Roh manusia yang wafat akan tinggal di alam barzakh hingga hari kebangkitan manusia dari kuburnya pada kiamat kelak," sambung Haji Karim.
Dari semua ucapan Haji Karim banyak sekali mengandung kalimat nasehat untuk semua yang ada di tempat tersebut. Terutama untuk Aisyah.
"Iya, Paman. Aisyah ikhlas dan sudah merelakan kepergian Bapak," jawab Aisyah lirih.
***
Selepas magrib, di kediaman Pak Edi sudah didatangi kerabat dan para tetangga . Yang malam itu, hendak menggelar tahlil dan doa bersama untuk Almarhum Haji Mustofa.
Malam itu, hadir juga sebagian para pekerja perkebunan dan juga Haji Syarif bersama sang Istri. Acara tahlil tersebut, dipimpin oleh seorang Ustadz pimpinan Pondok pesantren tempat Aisyah mengajar.
Usai acar tahlil, ada sebagian kerabat dan para santri yang secara bergilir membacakan Al-Qur'an untuk Almarhum Haji Mustofa. Semua atas permintaan Ganjar yang meminta untuk satu pekan ke depan diadakan pengajian Al-Qur'an setiap hari, secara nonstop dan dijadwal silih berganti.
"Kamu yang sabar ya, Neng!" ucap Ganjar lirih.
"Iya, A. Terima kasih juga sudah mengadakan pengajian untuk Bapak," jawab Aisyah dengan bola mata berkaca-kaca.

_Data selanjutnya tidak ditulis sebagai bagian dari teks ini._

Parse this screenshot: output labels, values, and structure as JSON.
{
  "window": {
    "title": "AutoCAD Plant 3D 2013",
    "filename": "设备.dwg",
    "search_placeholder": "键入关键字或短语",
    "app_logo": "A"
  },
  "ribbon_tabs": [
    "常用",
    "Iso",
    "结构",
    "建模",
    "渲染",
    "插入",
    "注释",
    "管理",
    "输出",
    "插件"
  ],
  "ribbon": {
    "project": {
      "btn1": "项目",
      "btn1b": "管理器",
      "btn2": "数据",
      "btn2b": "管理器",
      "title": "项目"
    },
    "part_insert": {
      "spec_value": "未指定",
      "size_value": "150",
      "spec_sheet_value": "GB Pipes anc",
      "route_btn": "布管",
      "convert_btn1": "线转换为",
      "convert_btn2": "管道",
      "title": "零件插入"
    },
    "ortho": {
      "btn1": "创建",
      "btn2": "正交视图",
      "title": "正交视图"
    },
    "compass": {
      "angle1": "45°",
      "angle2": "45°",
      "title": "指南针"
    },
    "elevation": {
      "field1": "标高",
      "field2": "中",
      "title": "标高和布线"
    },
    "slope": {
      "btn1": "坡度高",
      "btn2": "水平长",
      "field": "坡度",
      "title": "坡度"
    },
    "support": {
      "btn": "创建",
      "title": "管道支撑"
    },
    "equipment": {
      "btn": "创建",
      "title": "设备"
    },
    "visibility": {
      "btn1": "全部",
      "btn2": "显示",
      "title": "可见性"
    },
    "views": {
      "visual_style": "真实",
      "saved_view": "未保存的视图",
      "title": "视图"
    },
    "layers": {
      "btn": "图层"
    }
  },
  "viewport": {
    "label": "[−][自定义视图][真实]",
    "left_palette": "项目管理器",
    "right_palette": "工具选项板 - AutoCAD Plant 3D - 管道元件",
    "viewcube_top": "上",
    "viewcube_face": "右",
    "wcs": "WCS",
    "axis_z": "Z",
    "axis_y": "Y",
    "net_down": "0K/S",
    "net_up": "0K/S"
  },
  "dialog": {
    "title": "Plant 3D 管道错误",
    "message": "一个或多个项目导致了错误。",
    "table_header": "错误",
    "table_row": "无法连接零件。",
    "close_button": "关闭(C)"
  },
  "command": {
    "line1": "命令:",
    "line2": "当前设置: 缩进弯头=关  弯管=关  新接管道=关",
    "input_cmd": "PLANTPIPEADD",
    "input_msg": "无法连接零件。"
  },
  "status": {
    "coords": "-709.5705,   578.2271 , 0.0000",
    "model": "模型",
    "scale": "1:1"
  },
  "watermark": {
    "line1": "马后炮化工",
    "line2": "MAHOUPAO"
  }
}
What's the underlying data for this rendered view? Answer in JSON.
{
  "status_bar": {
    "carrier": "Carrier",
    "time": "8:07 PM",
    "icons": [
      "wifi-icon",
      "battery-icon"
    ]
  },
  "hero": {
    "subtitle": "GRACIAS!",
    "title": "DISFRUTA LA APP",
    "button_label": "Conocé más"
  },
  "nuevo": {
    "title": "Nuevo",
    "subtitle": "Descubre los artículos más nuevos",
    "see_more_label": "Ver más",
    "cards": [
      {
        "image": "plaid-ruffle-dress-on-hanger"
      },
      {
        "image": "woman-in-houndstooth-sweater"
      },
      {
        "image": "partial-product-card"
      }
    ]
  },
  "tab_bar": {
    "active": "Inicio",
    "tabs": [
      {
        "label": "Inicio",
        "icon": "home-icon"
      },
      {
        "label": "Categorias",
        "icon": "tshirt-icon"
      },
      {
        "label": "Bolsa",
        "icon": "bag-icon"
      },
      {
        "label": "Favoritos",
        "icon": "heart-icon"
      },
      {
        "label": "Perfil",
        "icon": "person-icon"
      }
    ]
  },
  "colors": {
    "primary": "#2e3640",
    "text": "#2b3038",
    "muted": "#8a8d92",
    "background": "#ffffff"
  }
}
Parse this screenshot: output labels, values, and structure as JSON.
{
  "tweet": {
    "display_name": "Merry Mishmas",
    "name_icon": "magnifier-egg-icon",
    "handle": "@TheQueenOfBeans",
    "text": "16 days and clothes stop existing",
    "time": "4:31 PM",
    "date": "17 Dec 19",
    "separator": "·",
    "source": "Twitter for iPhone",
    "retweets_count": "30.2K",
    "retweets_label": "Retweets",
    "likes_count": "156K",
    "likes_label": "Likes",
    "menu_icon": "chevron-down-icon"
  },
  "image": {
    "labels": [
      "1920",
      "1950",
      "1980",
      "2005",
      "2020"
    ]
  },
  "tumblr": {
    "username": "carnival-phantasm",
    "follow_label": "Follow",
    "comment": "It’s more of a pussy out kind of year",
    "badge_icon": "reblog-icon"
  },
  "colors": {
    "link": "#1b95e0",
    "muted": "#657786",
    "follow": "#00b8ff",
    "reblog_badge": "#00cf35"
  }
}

"Ini sudah menjadi kewajiban Aa, karena bagaimanapun Bapak adalah orang tua Aa juga." Ganjar juga tampak bersedih dan merasa kehilangan dengan meninggalnya Haji Mustofa sebagai mertuanya itu. "Semoga, Bapak tenang di alam Sana," sambung Ganjar.
"Amiin," sahut Aisyah bersandar di bahu Ganjar.